The Northern Lights can be observed from October to March in Norway (Tromsø and Lofoten), Iceland, Finnish and Swedish Lapland, the Faroe Islands, Shetland and the Hebrides (Scotland), and northern Canada. For the Southern Lights, you will need to head towards New Zealand and the vicinity of Cape Horn.

 

Phenomenon : Polar lights

The Polar Lights — Northern Lights in the Northern Hemisphere, and Southern Lights in the South — are the Holy Grail for many observers of celestial phenomena. They occur when the electrically charged particles of the solar wind (the plasma flux that emanates from the sun) interact with the Earth's magnetic field.
The result? Bright curtains of moving light, colouring the sky in an incandescent ballet of shades of green, blue, or even red or purple. The phenomenon is visible in both polar regions, but more easily observed in the North, notably in Scandinavia, Iceland and Greenland. Exceptionally, when solar wind activity is particularly intense, they are visible in areas closer to the equator.
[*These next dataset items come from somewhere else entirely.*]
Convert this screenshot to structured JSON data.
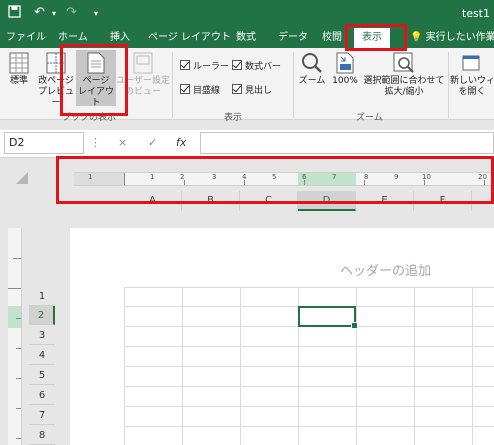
{
  "titlebar": {
    "doc_title": "test1"
  },
  "tabs": [
    "ファイル",
    "ホーム",
    "挿入",
    "ページ レイアウト",
    "数式",
    "データ",
    "校閲",
    "表示"
  ],
  "active_tab": "表示",
  "tell_me": "実行したい作業を入",
  "ribbon": {
    "views": {
      "normal": "標準",
      "page_break_1": "改ページ",
      "page_break_2": "プレビュー",
      "page_layout_1": "ページ",
      "page_layout_2": "レイアウト",
      "custom_1": "ユーザー設定",
      "custom_2": "のビュー",
      "group_label": "ブックの表示"
    },
    "show": {
      "ruler": "ルーラー",
      "formula_bar": "数式バー",
      "gridlines": "目盛線",
      "headings": "見出し",
      "group_label": "表示"
    },
    "zoom": {
      "zoom": "ズーム",
      "hundred": "100%",
      "selection_1": "選択範囲に合わせて",
      "selection_2": "拡大/縮小",
      "group_label": "ズーム"
    },
    "window": {
      "new_window_1": "新しいウィン",
      "new_window_2": "を開く"
    }
  },
  "formula_bar": {
    "name_box": "D2",
    "cancel": "×",
    "enter": "✓",
    "fx": "fx",
    "value": ""
  },
  "ruler_numbers": [
    "1",
    "1",
    "2",
    "3",
    "4",
    "5",
    "6",
    "7",
    "8",
    "9",
    "10",
    "20"
  ],
  "columns": [
    "A",
    "B",
    "C",
    "D",
    "E",
    "F"
  ],
  "selected_column": "D",
  "header_placeholder": "ヘッダーの追加",
  "rows": [
    "1",
    "2",
    "3",
    "4",
    "5",
    "6",
    "7",
    "8"
  ],
  "selected_row": "2",
  "colors": {
    "excel_green": "#217346",
    "highlight_red": "#e0131a"
  }
}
5 tips to experience the immortal sky

Check the weather : Unless you are a fan of cloud observation, a low ceiling or overcast sky are, along with light pollution, the astronomer's number one enemies. Start by asking about local weather conditions or contact an astronomy association.

Take warm clothes : Observing the sky at night, often in areas close to or beyond 65° latitude, means spending long periods in the cold. Dress yourself accordingly, with an additional consideration: if you are a photographer, wear gloves that enable you to still operate your equipment.

Be prepared to be patient : Be prepared to be patient If looking at the stars is easy, observing celestial phenomena such as the Northern Lights can sometimes take time and does require some luck. Be prepared to be patient... And don't forget to observe with your eyes before burying them in the camera's viewfinder.

Take a good tripod : It is one of the most important tools for fans of sky photography. Because of the low light conditions, long exposure times are required. Use a stable model so that it is not too influenced by the wind. Otherwise, it is always possible, but less convenient and effective, to prop the device up on the floor or on a bag.

Use the timer : This is the other basic tool of the dedicated photographer of the skies. This function of the camera allows you to delay the trigger a little in order to avoid movement (thus blurring) arising from activating the shutter manually. A headlamp will also be useful for checking its settings in the dark.